Prepare to enter the wild and wooly world of an adult with Aspergers Syndrome, a form of autism characterized by intellignce, quirks, social difficulties and downright strange and oddish behaviours.

People with Aspergers generally are high functioning in everyday life but have great difficulty connecting with others due to the inability to read faces, body language and subtle verbal clues. They also tend to take words literally and have a hard time multi-tasking.

Oversensitivity to touch (clothing has to be soft and often the tags removed), light (do not leave home without the sunglasses), sound (loud noises and noisey places are avoided), taste (many Aspies have quite a limited diet and are frequently very picky eaters) and smells makes the everyday existence more of a challenge.

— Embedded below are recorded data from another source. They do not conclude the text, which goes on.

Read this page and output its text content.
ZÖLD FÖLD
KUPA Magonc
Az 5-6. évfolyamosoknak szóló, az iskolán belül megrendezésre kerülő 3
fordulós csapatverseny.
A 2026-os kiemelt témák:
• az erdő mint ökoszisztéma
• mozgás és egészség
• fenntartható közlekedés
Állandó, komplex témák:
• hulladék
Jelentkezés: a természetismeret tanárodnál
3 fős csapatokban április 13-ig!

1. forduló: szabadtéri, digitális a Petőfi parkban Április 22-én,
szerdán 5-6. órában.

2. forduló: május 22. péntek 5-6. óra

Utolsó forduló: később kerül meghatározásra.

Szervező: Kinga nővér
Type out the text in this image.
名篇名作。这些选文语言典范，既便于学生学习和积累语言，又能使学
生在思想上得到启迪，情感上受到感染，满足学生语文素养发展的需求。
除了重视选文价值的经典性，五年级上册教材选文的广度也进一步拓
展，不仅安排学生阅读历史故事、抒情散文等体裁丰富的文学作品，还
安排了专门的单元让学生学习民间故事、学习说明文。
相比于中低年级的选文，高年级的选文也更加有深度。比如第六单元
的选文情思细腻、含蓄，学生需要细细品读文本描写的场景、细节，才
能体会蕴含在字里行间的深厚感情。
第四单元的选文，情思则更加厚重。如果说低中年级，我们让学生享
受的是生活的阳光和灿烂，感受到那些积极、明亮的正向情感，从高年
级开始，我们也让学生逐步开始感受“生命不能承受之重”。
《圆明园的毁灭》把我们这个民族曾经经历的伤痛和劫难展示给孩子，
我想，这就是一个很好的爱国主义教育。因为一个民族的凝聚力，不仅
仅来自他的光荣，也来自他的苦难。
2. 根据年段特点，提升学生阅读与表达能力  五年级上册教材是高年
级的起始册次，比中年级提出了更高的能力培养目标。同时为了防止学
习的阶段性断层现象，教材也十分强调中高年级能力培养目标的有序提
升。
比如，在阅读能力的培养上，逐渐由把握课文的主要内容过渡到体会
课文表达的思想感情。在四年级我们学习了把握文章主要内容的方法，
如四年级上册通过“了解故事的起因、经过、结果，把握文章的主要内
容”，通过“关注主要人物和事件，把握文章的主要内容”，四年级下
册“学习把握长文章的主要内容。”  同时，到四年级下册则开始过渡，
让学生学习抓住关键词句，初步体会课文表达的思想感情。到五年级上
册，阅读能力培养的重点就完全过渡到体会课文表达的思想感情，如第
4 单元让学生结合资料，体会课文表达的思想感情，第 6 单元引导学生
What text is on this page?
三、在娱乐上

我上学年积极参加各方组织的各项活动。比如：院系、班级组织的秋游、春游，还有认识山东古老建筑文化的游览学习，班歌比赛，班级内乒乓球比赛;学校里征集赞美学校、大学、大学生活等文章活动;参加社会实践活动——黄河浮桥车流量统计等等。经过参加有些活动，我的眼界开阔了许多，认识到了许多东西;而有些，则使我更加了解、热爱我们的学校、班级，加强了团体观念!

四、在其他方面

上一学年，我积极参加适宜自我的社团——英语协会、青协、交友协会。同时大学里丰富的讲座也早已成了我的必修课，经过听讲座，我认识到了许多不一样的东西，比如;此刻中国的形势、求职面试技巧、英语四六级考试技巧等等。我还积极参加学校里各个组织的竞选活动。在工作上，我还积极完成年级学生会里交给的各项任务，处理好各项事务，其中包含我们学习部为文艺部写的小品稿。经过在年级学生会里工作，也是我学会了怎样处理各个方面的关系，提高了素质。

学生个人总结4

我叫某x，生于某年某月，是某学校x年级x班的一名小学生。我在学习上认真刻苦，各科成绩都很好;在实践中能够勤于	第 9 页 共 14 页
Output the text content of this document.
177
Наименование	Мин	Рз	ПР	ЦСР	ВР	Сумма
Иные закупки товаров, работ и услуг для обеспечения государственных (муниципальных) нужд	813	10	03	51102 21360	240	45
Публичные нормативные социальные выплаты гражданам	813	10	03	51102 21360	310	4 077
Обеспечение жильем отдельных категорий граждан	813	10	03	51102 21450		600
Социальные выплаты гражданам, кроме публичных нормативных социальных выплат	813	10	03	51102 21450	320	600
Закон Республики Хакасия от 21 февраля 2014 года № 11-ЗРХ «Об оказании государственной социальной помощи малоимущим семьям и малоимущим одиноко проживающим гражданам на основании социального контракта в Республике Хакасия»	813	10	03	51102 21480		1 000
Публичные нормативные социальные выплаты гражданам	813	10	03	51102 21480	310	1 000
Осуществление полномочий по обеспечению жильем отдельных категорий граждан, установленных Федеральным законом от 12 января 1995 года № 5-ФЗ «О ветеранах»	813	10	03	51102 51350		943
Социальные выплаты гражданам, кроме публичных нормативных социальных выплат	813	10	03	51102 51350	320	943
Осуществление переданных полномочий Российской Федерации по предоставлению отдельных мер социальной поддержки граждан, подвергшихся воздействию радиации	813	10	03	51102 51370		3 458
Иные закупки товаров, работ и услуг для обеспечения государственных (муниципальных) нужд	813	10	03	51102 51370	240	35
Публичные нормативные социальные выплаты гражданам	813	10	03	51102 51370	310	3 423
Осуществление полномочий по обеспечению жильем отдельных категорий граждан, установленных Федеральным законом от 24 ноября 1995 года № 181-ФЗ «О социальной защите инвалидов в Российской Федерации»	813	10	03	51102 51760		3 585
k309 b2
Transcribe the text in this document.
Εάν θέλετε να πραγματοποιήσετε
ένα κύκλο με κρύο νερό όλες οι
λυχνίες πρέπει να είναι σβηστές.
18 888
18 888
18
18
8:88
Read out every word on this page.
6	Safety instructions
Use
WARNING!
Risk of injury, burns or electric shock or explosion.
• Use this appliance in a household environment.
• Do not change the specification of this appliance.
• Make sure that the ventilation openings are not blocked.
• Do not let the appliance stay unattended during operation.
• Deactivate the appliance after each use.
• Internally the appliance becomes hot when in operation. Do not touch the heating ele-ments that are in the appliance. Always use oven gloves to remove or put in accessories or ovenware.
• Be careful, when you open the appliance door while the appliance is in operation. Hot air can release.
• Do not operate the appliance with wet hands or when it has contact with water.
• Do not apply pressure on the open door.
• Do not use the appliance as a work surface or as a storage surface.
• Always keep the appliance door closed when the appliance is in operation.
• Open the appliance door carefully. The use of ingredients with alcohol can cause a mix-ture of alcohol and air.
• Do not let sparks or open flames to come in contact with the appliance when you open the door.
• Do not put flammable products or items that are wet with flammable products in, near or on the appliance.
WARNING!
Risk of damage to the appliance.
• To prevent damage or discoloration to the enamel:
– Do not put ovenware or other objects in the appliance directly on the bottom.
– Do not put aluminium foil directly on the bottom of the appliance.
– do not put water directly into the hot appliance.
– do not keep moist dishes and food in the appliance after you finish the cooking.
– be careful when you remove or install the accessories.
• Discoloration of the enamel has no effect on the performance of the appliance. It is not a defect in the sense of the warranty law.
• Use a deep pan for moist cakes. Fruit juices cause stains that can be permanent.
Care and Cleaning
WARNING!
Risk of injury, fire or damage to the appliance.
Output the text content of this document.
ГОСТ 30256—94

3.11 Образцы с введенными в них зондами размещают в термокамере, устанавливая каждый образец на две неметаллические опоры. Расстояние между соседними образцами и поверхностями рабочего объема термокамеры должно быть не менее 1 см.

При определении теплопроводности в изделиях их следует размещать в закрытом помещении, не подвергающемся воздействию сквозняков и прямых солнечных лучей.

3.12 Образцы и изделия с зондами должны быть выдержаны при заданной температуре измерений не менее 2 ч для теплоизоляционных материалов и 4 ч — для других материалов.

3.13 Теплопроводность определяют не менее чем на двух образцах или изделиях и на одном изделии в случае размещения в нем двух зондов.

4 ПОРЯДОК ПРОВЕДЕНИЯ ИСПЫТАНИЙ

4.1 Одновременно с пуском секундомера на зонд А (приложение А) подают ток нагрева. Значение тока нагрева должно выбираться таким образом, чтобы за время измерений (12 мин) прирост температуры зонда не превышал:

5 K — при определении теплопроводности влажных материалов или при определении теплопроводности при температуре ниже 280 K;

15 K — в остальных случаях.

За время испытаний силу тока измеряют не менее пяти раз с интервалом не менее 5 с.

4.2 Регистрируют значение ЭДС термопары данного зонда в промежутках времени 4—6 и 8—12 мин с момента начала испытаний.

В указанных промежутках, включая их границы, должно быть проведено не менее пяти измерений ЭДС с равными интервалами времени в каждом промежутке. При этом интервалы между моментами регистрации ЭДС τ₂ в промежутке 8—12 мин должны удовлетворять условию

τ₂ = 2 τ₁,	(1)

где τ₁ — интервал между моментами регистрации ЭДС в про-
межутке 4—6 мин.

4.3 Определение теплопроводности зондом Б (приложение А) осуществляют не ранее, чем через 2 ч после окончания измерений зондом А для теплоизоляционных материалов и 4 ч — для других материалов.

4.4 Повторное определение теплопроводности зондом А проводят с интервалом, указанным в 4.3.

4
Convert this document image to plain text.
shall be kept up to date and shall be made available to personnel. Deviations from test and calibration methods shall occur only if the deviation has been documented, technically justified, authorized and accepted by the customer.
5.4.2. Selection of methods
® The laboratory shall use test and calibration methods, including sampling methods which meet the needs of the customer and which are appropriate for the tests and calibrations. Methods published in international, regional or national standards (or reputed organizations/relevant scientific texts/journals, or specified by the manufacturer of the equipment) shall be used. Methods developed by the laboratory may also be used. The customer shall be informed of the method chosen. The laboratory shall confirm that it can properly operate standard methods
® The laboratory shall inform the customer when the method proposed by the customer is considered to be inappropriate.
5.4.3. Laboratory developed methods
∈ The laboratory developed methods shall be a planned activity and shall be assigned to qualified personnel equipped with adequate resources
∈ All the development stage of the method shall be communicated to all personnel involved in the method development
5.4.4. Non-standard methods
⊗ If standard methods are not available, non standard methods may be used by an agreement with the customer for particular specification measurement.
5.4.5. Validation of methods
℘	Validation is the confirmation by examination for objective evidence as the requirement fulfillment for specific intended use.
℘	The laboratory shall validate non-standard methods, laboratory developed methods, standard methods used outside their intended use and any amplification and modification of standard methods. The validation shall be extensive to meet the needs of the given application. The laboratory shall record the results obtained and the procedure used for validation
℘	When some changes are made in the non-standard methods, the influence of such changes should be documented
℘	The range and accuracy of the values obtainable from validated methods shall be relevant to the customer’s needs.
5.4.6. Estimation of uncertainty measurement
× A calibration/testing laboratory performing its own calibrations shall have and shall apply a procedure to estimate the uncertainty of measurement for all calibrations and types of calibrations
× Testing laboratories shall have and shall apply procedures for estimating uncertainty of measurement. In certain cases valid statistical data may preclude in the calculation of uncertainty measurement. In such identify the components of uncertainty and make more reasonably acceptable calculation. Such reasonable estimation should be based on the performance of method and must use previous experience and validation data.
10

Fasten your seatbelts and come on in...
To find out more about what Aspergers is..please check out my earliest blog entries

Tuesday, April 18, 2017

What does it feel like to have MPD? Multiple Personality Disorder/DID

First off, it means that a series of traumatic, abusive, horrific and overwhelming events happened to you, damaging your sense of self and splitting off various ego states along with the memories of the incidents.
These memories will slowly/quickly/ unexpectedly come back, at some point, in the form of flashbacks, in which you will find yourself reliving the trauma. Sometimes I can see, physically feel, hear sounds and words, even smell what the event was like way back when it first happened.
Often, I wake up in the morning, the middle of the night, after a nap, and have to orient myself to where I am, what city, is it day or night, what was I doing before I lay down, what is on the agenda of things needing doing, when was the last time I ate, is it time for meds? Usually not all at once, maybe 3-5 of those most times I awake.
It feels like I'm wearing my body like an ill-fitted suit. It can feel too big, awkward, clumsy or even robotic and it's movements are completely out of my control.
Sometimes I can feel my lips moving but I can't hear the words. I frequently and without any forethought refer to myself as "us" or "we". I don't consider myself a singular person, rather a group of related individuals varying in age from early childhood, toddler, preteen, teenager, young adults and adults, Littles (for those under 10; teens for, well, the teenage parts of me, aka "alters" for alternate personalities and Bigs, for anyone over 21.

When I switch/change into another personality, my vision change and colors may suddenly look very bright, dull and fuzzy, or crystal clear.
I've had numerous times where I've tried saying certain words and they sound like a child's vocabulary instead of an adults. I can suddenly start stuttering, stammering or go completely mute at any second, mostly just in therapy.
Sometimes it feels like I'm looking out through someone else's eyes.
It's not a normal daily life by any means. These are just some of the ways that I think being a multiple is different from being a singleton.
It's not bad or awful, just different.